LUIGI CAPUANA
FANCIULLI ALLEGRI
DAL LIBRO: Leo era tornato in casa tutto contento. In premio dei buoni esami, il babbo lo aveva condotto alla inaugurazione della statua di un grand'uomo, di uno con tanto di barba — egli diceva ai fratellini e alle sorelline, non ricordandosi il nome — e d'una donna seduta lì sotto, con un bambinone nudo d'accanto. Che folla! Ministri, Senatori, Deputati! Bandiere e bande!... Signore alle finestre e ai balconi!...
Fratellini e sorelline stavano a sentirlo a bocca aperta, invidiandolo.
— Ora giocheremo alla statua! — egli conchiuse.
Durante la cerimonia non aveva pensato ad altro. Gli era balenata quasi subito quest'idea appena arrivato colà, e per ciò aveva osservato attentamente ogni particolare per poterli rifare tutti con precisione; sarebbe stato un gioco nuovo!
— Andiamo in giardino; vi spiegherò ogni cosa... Ma prima chiamiamo i Solerti.
I Solerti abitavano al terzo piano, ed erano i loro immancabili compagni di chiasso.
Nei mesi delle vacanze passavano le giornate insieme nel giardinetto di casa Tomelli; spesso venivano i fratelli Bossi, e anche le ragazzine Sfrattini, amiche e compagne di scuola di Gina e Lora. I genitori dei Tomelli volevano che i loro bambini si divertissero molto dopo aver studiato quanto occorreva, e per ciò li secondavano volentieri nei loro capricci di chiasso. Qualche volta mamma e babbo prendevano parte ai loro divertimenti, e ne inventavano pure qualcuno quando i bambini si trovavano a corto di novità.
Quel giorno la compagnia era completa in giardino, e la buona signora Tomelli stava a sorvegliarla dalla terrazza, interrompendo di tratto in tratto la lettura d'un libro nuovo, comprato dal marito il giorno avanti.

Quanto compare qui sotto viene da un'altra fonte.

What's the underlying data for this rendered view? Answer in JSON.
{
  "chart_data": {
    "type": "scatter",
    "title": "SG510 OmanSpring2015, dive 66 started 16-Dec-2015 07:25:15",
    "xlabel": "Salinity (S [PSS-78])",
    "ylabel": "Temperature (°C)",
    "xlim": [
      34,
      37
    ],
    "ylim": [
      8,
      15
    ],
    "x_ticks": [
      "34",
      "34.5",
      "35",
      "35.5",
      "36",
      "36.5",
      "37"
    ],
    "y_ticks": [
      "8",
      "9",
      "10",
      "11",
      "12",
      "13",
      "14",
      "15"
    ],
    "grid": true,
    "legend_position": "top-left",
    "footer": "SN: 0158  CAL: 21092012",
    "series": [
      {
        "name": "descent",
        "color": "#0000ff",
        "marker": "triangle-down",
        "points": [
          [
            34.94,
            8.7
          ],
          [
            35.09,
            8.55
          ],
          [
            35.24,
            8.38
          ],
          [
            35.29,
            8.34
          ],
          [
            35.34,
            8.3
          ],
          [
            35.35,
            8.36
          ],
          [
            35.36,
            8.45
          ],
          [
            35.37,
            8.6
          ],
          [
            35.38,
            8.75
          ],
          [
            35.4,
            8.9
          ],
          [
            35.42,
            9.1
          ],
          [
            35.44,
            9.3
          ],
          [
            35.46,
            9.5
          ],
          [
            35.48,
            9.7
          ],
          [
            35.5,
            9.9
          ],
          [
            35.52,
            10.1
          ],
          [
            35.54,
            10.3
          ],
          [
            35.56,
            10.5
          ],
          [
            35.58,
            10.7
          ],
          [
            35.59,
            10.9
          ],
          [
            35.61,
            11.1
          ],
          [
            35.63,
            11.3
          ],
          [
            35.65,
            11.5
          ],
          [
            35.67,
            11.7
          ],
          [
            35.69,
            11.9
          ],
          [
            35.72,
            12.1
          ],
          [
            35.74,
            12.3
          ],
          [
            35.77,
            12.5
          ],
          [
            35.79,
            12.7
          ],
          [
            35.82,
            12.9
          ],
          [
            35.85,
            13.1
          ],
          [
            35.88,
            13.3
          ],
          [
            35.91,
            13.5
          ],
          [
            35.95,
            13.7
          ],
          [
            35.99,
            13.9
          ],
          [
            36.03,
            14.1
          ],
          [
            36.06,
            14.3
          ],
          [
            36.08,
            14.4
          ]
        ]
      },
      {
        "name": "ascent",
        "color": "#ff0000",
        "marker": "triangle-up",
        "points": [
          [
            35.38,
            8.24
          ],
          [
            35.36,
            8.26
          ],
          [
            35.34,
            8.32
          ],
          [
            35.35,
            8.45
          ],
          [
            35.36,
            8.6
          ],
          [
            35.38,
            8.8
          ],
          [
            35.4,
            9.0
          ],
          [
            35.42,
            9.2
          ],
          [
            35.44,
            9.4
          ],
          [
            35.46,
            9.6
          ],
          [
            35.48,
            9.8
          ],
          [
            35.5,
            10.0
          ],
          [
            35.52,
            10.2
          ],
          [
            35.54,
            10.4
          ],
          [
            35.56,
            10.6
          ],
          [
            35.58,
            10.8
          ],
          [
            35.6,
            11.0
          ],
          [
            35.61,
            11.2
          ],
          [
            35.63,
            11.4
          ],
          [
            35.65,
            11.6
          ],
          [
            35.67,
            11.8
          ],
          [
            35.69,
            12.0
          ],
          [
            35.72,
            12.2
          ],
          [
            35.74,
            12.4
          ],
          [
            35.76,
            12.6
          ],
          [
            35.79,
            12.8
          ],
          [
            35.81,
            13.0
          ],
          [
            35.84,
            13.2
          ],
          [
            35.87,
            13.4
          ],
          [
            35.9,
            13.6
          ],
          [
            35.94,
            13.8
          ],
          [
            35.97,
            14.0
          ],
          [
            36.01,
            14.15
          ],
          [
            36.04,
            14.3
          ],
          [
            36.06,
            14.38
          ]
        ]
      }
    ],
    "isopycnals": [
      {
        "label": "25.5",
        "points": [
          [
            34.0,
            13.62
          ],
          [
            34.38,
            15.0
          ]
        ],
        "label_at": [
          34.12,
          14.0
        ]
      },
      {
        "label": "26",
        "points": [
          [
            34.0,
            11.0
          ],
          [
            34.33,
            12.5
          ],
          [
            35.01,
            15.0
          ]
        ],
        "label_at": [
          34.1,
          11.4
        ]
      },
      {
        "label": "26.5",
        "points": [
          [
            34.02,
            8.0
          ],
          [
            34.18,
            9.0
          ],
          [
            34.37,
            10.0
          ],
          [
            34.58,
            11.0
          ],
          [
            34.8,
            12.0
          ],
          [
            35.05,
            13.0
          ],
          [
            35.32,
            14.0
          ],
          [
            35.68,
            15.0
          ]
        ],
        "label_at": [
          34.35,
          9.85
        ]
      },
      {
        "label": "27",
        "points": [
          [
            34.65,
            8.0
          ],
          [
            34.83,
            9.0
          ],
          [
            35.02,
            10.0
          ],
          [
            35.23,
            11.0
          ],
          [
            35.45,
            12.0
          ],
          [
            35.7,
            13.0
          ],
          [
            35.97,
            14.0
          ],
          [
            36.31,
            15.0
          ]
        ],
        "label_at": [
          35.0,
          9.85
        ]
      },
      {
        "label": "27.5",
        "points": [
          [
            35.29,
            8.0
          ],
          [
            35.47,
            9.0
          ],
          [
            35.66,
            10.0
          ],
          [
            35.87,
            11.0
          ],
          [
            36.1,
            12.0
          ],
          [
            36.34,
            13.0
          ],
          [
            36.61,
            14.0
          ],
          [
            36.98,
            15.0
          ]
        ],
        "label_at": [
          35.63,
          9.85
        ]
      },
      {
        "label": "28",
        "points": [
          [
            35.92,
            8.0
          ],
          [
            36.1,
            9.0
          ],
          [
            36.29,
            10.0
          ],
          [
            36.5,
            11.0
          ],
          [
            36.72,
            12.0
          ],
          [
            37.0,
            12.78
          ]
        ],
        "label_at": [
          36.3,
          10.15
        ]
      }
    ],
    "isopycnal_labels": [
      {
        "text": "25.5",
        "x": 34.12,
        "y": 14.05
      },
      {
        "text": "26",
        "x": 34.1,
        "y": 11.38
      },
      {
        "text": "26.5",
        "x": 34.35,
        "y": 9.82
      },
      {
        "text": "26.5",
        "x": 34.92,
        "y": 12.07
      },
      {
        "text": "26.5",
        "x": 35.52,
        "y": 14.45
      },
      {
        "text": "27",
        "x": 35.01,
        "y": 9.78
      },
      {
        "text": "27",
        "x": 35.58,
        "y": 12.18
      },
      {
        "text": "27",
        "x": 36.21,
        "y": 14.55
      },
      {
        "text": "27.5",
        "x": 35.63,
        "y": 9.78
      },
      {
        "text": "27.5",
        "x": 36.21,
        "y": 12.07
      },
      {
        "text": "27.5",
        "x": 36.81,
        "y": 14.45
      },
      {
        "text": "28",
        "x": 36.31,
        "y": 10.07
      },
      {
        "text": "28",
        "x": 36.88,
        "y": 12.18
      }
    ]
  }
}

I Solerti, Carlo, Nina ed Eugenio, erano accorsi subito alla chiamata. I Bossi, Giulio e Armando, erano stati condotti dal loro babbo; la signora Sfrattini, fatta una visita alla sua amica Elena, aveva lasciato Laura e Clelia, che la cameriera sarebbe venuta a riprendere fra qualche ora. Tra le aiuole fiorite, quei fiori viventi che correvano, s'inseguivano, ridendo e gridando, riempivano di commozione e di piacere il cuore della gentile signora sdraiata indolentemente su la poltrona a dondolo. Lo spettacolo era così bello, così rallegrante, che la lettura, interrotta da lunghi intervalli, procedeva lentissimamente.
Leo, in un canto, spiegava ai fratelli Bossi il nuovo giuoco da lui inventato.